An amazing transformation is about to take place on Mississauga’s waterfront. We are pleased to invite all residents to a BBQ and celebration on September 24 at Lakefront Promenade Marina (135 Lakefront Promenade, Mississauga) to celebrate the start of construction of the Lakeview Waterfront Connection project, which will transform a degraded section of the shore into a beautiful, naturalized conservation area.
The celebration runs from 11:30 a.m. to 2:30 p.m., rain or shine, and is hosted by the Region of Peel, Credit Valley Conservation, Toronto and Region Conservation Authority and Mississauga Ward 1 Councillor Jim Tovey. The celebration includes a free BBQ, cake cutting, face painting, info booths, addresses from special guests and a ceremonial water blessing performed by a member of the Mississaugas of the New Credit First Nation. Addresses, cake cutting and water blessing ceremony start at 12:30 p.m.
This celebration is our way of saying thank you to the residents and stakeholders who have helped make this project a reality.
The project is scheduled to take seven to ten years to complete. When complete, it will include a publicly accessible conservation area roughly 48 football fields large, with 1.5 kilometres of new shoreline stretching from the old Lakeview generating station to the Toronto border at Marie Curtis Park. The Waterfront Trail will be rerouted along the newly created shoreline, instead of its current inland path near Lakeshore Boulevard.
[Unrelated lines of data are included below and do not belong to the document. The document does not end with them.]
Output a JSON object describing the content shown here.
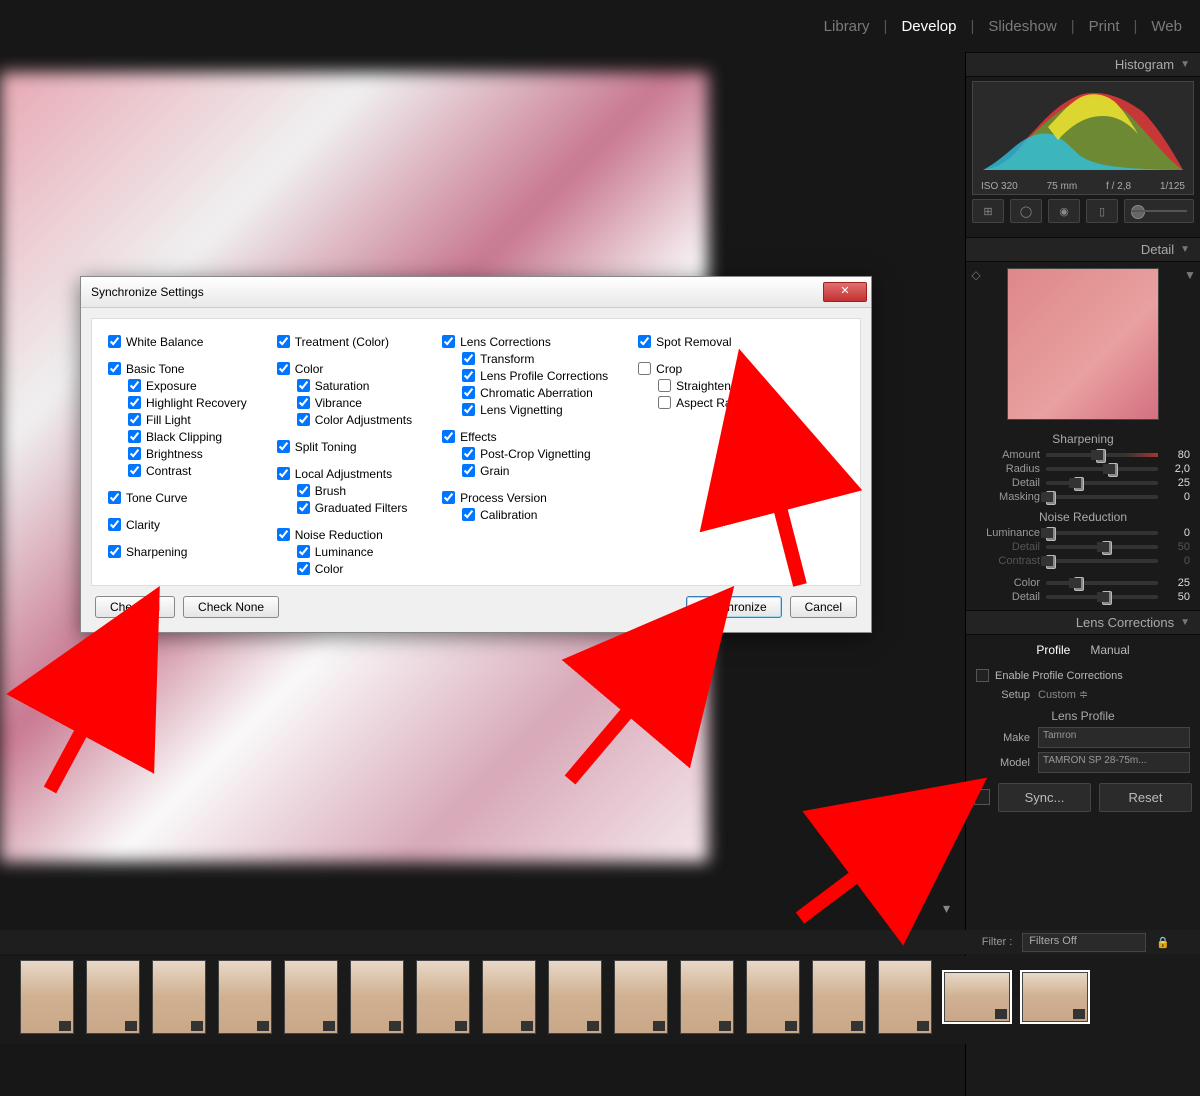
{
  "nav": {
    "library": "Library",
    "develop": "Develop",
    "slideshow": "Slideshow",
    "print": "Print",
    "web": "Web"
  },
  "panels": {
    "histogram": "Histogram",
    "detail": "Detail",
    "lens": "Lens Corrections"
  },
  "meta": {
    "iso": "ISO 320",
    "fl": "75 mm",
    "ap": "f / 2,8",
    "sh": "1/125"
  },
  "sharpen": {
    "title": "Sharpening",
    "rows": [
      {
        "label": "Amount",
        "val": "80",
        "pos": 45
      },
      {
        "label": "Radius",
        "val": "2,0",
        "pos": 55
      },
      {
        "label": "Detail",
        "val": "25",
        "pos": 25
      },
      {
        "label": "Masking",
        "val": "0",
        "pos": 0
      }
    ]
  },
  "nr": {
    "title": "Noise Reduction",
    "rows": [
      {
        "label": "Luminance",
        "val": "0",
        "pos": 0
      },
      {
        "label": "Detail",
        "val": "50",
        "pos": 50,
        "dim": true
      },
      {
        "label": "Contrast",
        "val": "0",
        "pos": 0,
        "dim": true
      },
      {
        "label": "Color",
        "val": "25",
        "pos": 25,
        "gap": true
      },
      {
        "label": "Detail",
        "val": "50",
        "pos": 50
      }
    ]
  },
  "lens": {
    "tabs": {
      "profile": "Profile",
      "manual": "Manual"
    },
    "enable": "Enable Profile Corrections",
    "setup_label": "Setup",
    "setup_value": "Custom  ≑",
    "profile_title": "Lens Profile",
    "make_label": "Make",
    "make_value": "Tamron",
    "model_label": "Model",
    "model_value": "TAMRON SP 28-75m..."
  },
  "buttons": {
    "sync": "Sync...",
    "reset": "Reset"
  },
  "filter": {
    "label": "Filter :",
    "value": "Filters Off"
  },
  "dialog": {
    "title": "Synchronize Settings",
    "col1": [
      {
        "t": "White Balance",
        "c": true
      },
      {
        "gap": true
      },
      {
        "t": "Basic Tone",
        "c": true
      },
      {
        "t": "Exposure",
        "c": true,
        "s": true
      },
      {
        "t": "Highlight Recovery",
        "c": true,
        "s": true
      },
      {
        "t": "Fill Light",
        "c": true,
        "s": true
      },
      {
        "t": "Black Clipping",
        "c": true,
        "s": true
      },
      {
        "t": "Brightness",
        "c": true,
        "s": true
      },
      {
        "t": "Contrast",
        "c": true,
        "s": true
      },
      {
        "gap": true
      },
      {
        "t": "Tone Curve",
        "c": true
      },
      {
        "gap": true
      },
      {
        "t": "Clarity",
        "c": true
      },
      {
        "gap": true
      },
      {
        "t": "Sharpening",
        "c": true
      }
    ],
    "col2": [
      {
        "t": "Treatment (Color)",
        "c": true
      },
      {
        "gap": true
      },
      {
        "t": "Color",
        "c": true
      },
      {
        "t": "Saturation",
        "c": true,
        "s": true
      },
      {
        "t": "Vibrance",
        "c": true,
        "s": true
      },
      {
        "t": "Color Adjustments",
        "c": true,
        "s": true
      },
      {
        "gap": true
      },
      {
        "t": "Split Toning",
        "c": true
      },
      {
        "gap": true
      },
      {
        "t": "Local Adjustments",
        "c": true
      },
      {
        "t": "Brush",
        "c": true,
        "s": true
      },
      {
        "t": "Graduated Filters",
        "c": true,
        "s": true
      },
      {
        "gap": true
      },
      {
        "t": "Noise Reduction",
        "c": true
      },
      {
        "t": "Luminance",
        "c": true,
        "s": true
      },
      {
        "t": "Color",
        "c": true,
        "s": true
      }
    ],
    "col3": [
      {
        "t": "Lens Corrections",
        "c": true
      },
      {
        "t": "Transform",
        "c": true,
        "s": true
      },
      {
        "t": "Lens Profile Corrections",
        "c": true,
        "s": true
      },
      {
        "t": "Chromatic Aberration",
        "c": true,
        "s": true
      },
      {
        "t": "Lens Vignetting",
        "c": true,
        "s": true
      },
      {
        "gap": true
      },
      {
        "t": "Effects",
        "c": true
      },
      {
        "t": "Post-Crop Vignetting",
        "c": true,
        "s": true
      },
      {
        "t": "Grain",
        "c": true,
        "s": true
      },
      {
        "gap": true
      },
      {
        "t": "Process Version",
        "c": true
      },
      {
        "t": "Calibration",
        "c": true,
        "s": true
      }
    ],
    "col4": [
      {
        "t": "Spot Removal",
        "c": true
      },
      {
        "gap": true
      },
      {
        "t": "Crop",
        "c": false
      },
      {
        "t": "Straighten Angle",
        "c": false,
        "s": true
      },
      {
        "t": "Aspect Ratio",
        "c": false,
        "s": true
      }
    ],
    "check_all": "Check All",
    "check_none": "Check None",
    "synchronize": "Synchronize",
    "cancel": "Cancel"
  }
}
The space is expected to become a hotspot for wildlife migration and a green oasis in the heart of the city. The new conservation area will add green space where it is sorely lacking. Mississauga’s Lakeview community once boasted significant natural areas and several wetlands.
The new conservation area will be created using only clean fill from construction projects to build a new, healthier shoreline. Currently, this area has some of the lowest numbers and species of fish along the entire Mississauga waterfront. There is little food, shelter or connected corridors to support life requirements of plants and animals. The western Lake Ontario shoreline is also a key stopover area for migrating birds, bats and insects.